這是他母親的孃親,不需要害怕緊張的,她會和母親一樣愛自己的。
船終於靠岸了,穆蘇同外祖父下了船走到碼頭上又行了幾步便看到了馬車前的那個老人。
她望著他的眼裡含著淚水,痴痴的看著自己,在看自己又彷彿在透過自己看她的女兒。
穆蘇鬆開外祖父牽著他的手,抬頭看了眼外祖父,隨後一步一步走向了他的外祖母。
還未走近,老人幾步上前一把摟住自己抱進懷裡抱的緊緊的,聲音哽咽:“孩子,孩子。”滾燙的淚水一滴一滴滴落在穆蘇的衣裳上,浸染進棉裡。
“外祖母。”穆蘇輕輕喚了一聲,他有些難受因為被抱的太緊了,不過他沒有說。
抱著他的老人一愣,隨即顫著聲答應:“誒,誒。”
穆蘇同外祖父外祖母回了蘇府,一路上外祖母對他噓寒問暖,無微不至;出門一兩月的外祖父沒得外祖母一個眼神。
蘇府很雅緻,處處都彰顯出讀書人家的氣息;竹林、梅花、墨寶、牌匾無一不是精心裝飾。
外祖母將其帶到了為他精心準備的院子,裡面一應俱全安排的十分妥當;可見準備的人重視的程度。

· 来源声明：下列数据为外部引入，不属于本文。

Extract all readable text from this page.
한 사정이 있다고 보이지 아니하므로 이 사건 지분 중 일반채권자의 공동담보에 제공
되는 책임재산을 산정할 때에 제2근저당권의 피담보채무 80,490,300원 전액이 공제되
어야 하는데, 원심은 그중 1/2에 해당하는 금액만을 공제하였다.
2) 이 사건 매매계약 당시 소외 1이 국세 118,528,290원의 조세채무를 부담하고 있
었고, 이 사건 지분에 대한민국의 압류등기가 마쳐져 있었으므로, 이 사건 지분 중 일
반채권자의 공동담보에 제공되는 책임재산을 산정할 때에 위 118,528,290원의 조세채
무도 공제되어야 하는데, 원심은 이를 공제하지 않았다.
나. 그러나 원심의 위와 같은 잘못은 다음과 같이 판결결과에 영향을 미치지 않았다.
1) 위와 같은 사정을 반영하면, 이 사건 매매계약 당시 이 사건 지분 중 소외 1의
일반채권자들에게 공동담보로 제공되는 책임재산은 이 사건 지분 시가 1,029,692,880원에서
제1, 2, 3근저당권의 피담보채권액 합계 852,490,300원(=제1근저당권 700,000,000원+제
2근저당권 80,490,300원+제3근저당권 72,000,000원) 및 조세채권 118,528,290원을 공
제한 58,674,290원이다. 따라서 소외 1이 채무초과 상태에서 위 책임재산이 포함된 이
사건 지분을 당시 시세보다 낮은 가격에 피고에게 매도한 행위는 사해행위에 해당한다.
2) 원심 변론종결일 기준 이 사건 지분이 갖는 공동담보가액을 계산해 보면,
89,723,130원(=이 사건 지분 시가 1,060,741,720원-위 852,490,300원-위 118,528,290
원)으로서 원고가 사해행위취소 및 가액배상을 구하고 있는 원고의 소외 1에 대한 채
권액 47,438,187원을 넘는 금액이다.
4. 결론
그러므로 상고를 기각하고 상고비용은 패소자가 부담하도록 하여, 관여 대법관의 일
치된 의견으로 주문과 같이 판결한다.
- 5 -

穆蘇好好的收拾了一下,沐浴更衣一番,船上始終還是沒有陸地,船板踩著就是不如泥土地踏實。
洗漱完後便吃了頓精緻美味的晚膳,酒足飯飽穆蘇也十分疲累了回到他的院子倒頭便睡著了。
蔣氏卻是輕手輕腳走進屋內,坐在床邊看著熟睡的穆蘇,眼睛也不眨;她盼這一天盼了整整一年,女兒的死訊傳過來的時候,她當場便暈了過去。
她的女兒就這樣在他鄉香消玉殞,她才不到三十歲啊!
她的心像是被活生生的剜了出來一樣,血淋淋的;她怨恨蘇父當初為了自己將女兒嫁去那要了女兒命的常平侯府,她憎恨那薄情寡義的常平侯,她日日夜夜想著要將女兒留下的孩子給接到身邊來。
可她甚麼也不能做,她怨恨蘇父卻只能怨恨他也是她的丈夫,女兒的父親;她憎恨常平侯卻又能拿他怎麼辦,也無法讓他為女兒陪葬;她想要將孩子接到身邊也是不切實際。
一日一日的快要將她逼瘋,忽然有一天蘇父來和他說他會將孩子給接回來,她愣住了不相信。
可沒想到蘇父竟然真的把孩子給她帶了回來,她高興不已,她想這一定是女兒在天上保佑他們,將外孫帶到了他們身邊。